More than two dozen environmental and conservation groups are calling for the Department of the Interior (DOI) to walk back a commitment to open up “nearly 100 percent of our coasts to oil and gas development.”
The National Wildlife Federation and 24 other groups sent a letter to acting Interior Secretary David Bernhardt Monday asking him to reconsider opening up any more territory to offshore drilling in the next five-year plan for the National Outer Continental Shelf Oil and Gas Leasing Program.
“The risks are too great to open up more of our coasts to drilling,” the letter states. “A spill anywhere along the Atlantic, Pacific or Arctic shorelines would be catastrophic for wildlife and our communities.” (RELATED: Trump’s DOI Releases The Results Of The Largest Oil Lease Sale In US History)

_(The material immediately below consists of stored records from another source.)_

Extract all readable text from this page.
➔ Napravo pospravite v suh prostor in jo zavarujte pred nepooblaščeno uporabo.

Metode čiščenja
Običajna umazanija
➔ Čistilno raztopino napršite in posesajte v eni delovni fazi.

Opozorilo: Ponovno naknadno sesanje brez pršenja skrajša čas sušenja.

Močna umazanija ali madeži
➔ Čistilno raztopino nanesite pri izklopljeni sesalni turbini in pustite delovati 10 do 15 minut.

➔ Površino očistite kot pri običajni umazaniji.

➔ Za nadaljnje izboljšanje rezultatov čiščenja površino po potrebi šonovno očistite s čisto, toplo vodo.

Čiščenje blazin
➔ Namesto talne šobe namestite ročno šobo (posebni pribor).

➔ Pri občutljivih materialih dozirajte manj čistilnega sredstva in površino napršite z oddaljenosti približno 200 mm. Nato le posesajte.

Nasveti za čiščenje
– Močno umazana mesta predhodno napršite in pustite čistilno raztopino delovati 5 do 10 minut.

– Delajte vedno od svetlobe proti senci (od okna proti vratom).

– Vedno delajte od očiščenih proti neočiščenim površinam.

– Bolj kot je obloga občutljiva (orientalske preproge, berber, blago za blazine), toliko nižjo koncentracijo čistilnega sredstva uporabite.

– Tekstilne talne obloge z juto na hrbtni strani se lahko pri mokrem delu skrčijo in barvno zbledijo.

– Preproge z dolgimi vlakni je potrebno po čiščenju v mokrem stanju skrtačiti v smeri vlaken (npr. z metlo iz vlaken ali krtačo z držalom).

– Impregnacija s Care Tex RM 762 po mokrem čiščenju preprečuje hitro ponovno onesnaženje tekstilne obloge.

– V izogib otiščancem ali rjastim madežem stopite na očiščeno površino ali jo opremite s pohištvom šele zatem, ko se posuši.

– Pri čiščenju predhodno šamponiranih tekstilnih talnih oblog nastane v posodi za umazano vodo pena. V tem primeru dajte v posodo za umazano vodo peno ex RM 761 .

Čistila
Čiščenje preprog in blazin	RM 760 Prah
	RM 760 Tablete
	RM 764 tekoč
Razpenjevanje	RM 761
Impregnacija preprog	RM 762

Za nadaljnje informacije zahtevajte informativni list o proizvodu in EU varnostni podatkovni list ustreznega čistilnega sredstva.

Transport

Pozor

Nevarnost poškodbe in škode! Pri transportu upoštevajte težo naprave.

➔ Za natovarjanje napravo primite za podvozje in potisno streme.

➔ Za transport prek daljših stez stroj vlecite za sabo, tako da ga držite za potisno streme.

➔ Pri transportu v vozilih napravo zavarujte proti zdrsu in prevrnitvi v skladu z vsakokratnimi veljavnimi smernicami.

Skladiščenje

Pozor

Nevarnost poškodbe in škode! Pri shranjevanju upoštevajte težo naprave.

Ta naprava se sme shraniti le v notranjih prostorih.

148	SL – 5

“Our oceans and marine wildlife support billions of dollars of economic activity and sustain tourism, outdoor recreation and fishing in our coastal states,” the letter concludes. “We urge the Administration to throw out its plans and go back to the drawing board, and listen to the governors and residents of coastal states.”

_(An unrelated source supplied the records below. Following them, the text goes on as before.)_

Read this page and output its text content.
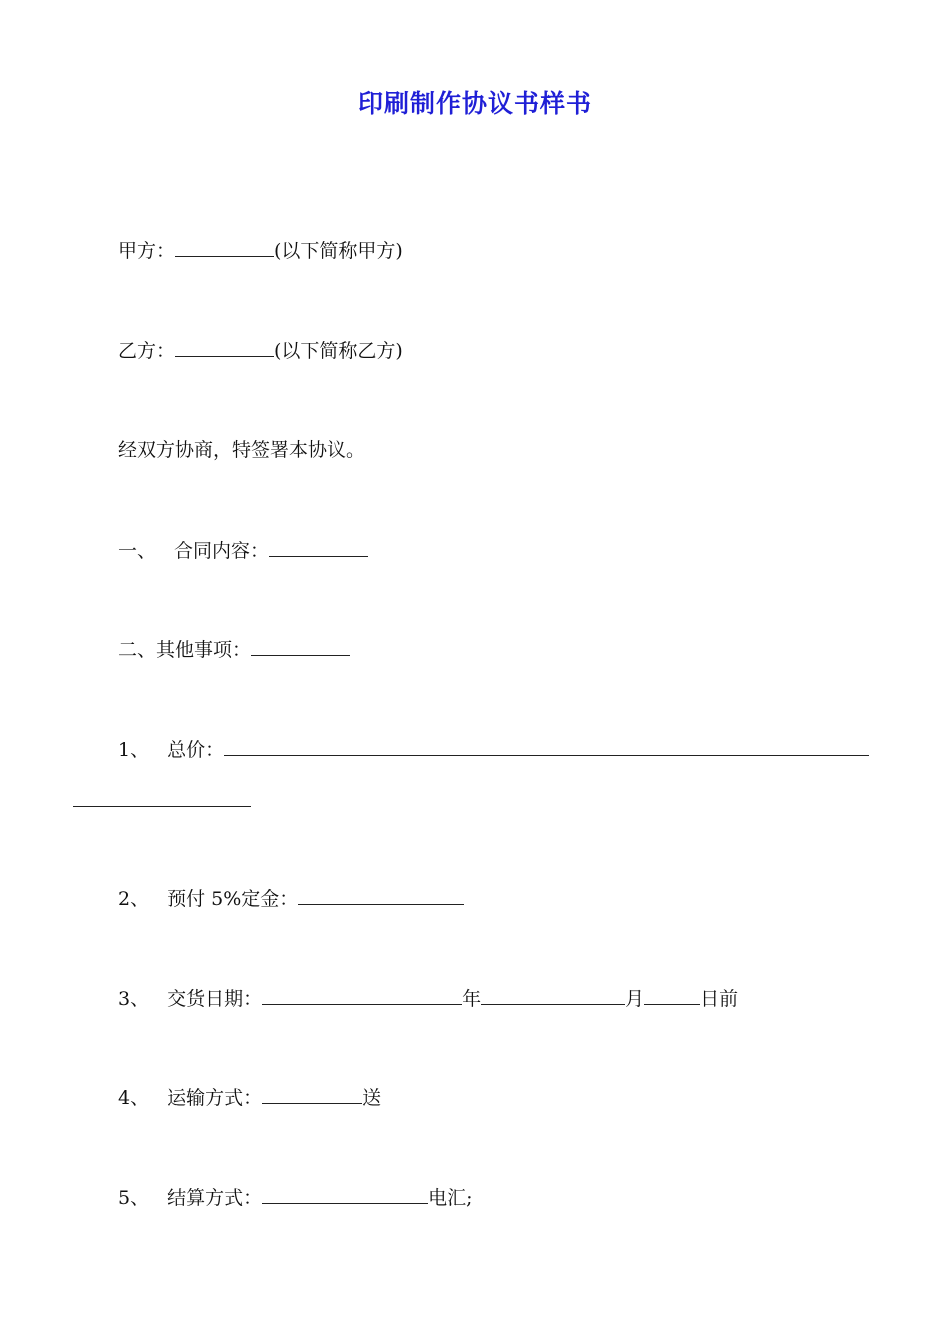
印刷制作协议书样书
甲方：	(以下简称甲方)
乙方：	(以下简称乙方)
经双方协商，特签署本协议。
一、 合同内容：
二、其他事项：
1、 总价：
2、 预付 5%定金：
3、 交货日期：	年	月	日前
4、 运输方式：	送
5、 结算方式：	电汇;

The DOI, led by then-Interior Secretary Ryan Zinke, announced plans in March 2018 to roll back offshore drilling bans on millions of acres of federal water and to open roughly 90 percent of the Outer Continental Shelf to oil exploration.
Days after the announcement, Zinke said he would exempt Florida’s coastal waters from the final plan, sparking outrage from other coastal state officials. New Jersey sued the federal government in October for failing to respond to a Freedom of Information Act request for documents on why Florida was exempted.
Environmental groups sought to get a preliminary injunction from a federal court against any oil exploration from taking place in the Atlantic Ocean. Five companies applied for permits to conduct seismic tests off the coast which would reveal where, if any, retrievable oil could be found, The Hill reports.